Remains of both women and men lay all about the ruins in varying states of decay, their exposed limbs sun-blanched and distorted, the dank, putrid smell of their rotting corpses hanging so heavily that even the jackals refuse to dine here. Instead harpies and buzzards gather in the air about to pick and squabble over the freshest of the cadavers.

The only other visitors that the residents of this graveyard receive are the Hagravens seeking fresh additives for their vile concoctions, and the ghosts of those denied their journey to the Far Dunes, howling injustice upon the desert winds.

These are criminals condemned in the name of honour, killed in the name of law, and damned in the name of justice.
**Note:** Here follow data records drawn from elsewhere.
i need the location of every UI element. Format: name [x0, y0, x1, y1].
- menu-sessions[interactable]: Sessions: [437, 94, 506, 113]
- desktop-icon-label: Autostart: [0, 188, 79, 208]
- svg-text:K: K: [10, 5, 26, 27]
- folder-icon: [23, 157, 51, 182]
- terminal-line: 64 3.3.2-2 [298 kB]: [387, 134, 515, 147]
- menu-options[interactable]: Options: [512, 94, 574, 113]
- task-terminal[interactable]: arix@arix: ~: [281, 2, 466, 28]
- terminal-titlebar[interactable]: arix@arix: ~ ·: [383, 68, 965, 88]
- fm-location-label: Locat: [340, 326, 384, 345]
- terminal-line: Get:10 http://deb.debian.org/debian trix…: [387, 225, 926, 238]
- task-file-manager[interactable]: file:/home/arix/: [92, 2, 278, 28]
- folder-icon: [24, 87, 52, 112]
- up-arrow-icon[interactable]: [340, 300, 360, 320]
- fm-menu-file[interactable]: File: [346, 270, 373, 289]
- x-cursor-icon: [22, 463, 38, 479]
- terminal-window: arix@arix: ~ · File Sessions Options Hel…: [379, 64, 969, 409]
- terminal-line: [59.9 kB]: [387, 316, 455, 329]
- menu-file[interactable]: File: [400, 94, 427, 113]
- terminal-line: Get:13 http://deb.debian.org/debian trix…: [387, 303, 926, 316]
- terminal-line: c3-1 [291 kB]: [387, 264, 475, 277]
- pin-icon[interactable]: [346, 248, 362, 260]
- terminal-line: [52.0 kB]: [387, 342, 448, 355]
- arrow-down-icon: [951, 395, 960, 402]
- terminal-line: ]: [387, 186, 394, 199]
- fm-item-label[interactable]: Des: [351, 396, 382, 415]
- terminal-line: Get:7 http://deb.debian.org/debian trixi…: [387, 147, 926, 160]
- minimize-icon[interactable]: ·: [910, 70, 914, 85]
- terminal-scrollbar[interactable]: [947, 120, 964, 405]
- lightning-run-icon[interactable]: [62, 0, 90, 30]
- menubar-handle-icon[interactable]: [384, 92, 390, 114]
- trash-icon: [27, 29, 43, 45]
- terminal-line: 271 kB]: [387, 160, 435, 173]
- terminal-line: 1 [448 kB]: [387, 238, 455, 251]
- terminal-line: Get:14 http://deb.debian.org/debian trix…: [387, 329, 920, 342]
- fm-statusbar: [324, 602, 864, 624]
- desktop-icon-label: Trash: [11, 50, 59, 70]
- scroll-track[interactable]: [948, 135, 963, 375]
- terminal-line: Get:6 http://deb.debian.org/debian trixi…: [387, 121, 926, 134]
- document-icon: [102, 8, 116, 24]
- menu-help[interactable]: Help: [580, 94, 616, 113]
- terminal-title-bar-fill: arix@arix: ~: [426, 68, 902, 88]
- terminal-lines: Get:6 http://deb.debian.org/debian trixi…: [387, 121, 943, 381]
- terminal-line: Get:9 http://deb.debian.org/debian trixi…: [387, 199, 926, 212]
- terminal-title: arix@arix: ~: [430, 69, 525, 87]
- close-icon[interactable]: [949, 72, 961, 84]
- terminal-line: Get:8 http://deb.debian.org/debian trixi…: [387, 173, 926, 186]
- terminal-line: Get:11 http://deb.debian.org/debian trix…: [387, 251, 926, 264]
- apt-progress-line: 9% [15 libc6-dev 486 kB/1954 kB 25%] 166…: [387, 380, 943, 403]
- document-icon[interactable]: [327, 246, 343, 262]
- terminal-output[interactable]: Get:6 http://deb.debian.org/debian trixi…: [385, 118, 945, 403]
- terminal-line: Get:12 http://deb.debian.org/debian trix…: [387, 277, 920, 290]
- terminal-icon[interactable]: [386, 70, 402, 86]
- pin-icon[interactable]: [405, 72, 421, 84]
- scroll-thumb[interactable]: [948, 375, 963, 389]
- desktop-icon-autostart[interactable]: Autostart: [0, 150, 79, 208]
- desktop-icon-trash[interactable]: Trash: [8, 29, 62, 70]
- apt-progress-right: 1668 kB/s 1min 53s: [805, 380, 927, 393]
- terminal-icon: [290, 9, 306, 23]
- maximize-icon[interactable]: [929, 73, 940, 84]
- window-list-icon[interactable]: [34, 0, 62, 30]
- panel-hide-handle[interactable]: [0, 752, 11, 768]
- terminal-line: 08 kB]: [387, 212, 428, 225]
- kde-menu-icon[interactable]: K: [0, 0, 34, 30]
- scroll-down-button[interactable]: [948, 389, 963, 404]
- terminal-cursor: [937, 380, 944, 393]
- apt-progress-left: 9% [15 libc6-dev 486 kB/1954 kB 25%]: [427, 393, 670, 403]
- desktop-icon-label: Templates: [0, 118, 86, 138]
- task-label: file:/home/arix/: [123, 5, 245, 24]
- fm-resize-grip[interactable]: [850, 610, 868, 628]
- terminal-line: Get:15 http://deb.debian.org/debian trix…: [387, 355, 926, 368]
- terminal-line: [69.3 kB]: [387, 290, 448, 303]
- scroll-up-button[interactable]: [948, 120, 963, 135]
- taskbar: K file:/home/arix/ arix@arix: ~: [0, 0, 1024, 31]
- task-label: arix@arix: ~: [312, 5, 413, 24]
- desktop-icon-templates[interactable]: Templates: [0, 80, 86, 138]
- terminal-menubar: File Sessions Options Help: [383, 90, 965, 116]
For the Redguards, honour, law, and justice are the homefires around which their colonization of Hammerfell has been built, yet sometimes smoke from those fires can becloud the eyes of even the most wise, and the innocent can be condemned as guilty.

Is justice best served by condemning an innocent person to eternal damnation, at the risk of saving a guilty one from the same fate? Is it not enough for people of the desert to punish the guilty by forfeiting their life, or have they now usurped their own Gods by deciding themselves who is worthy of making the journey to the Far Shore?

In the Alik’r the unconsecrated dead have developed the rather unpleasant habit of rising again of late. Bury them all I say for the sake of the dead… and for the sake of the living.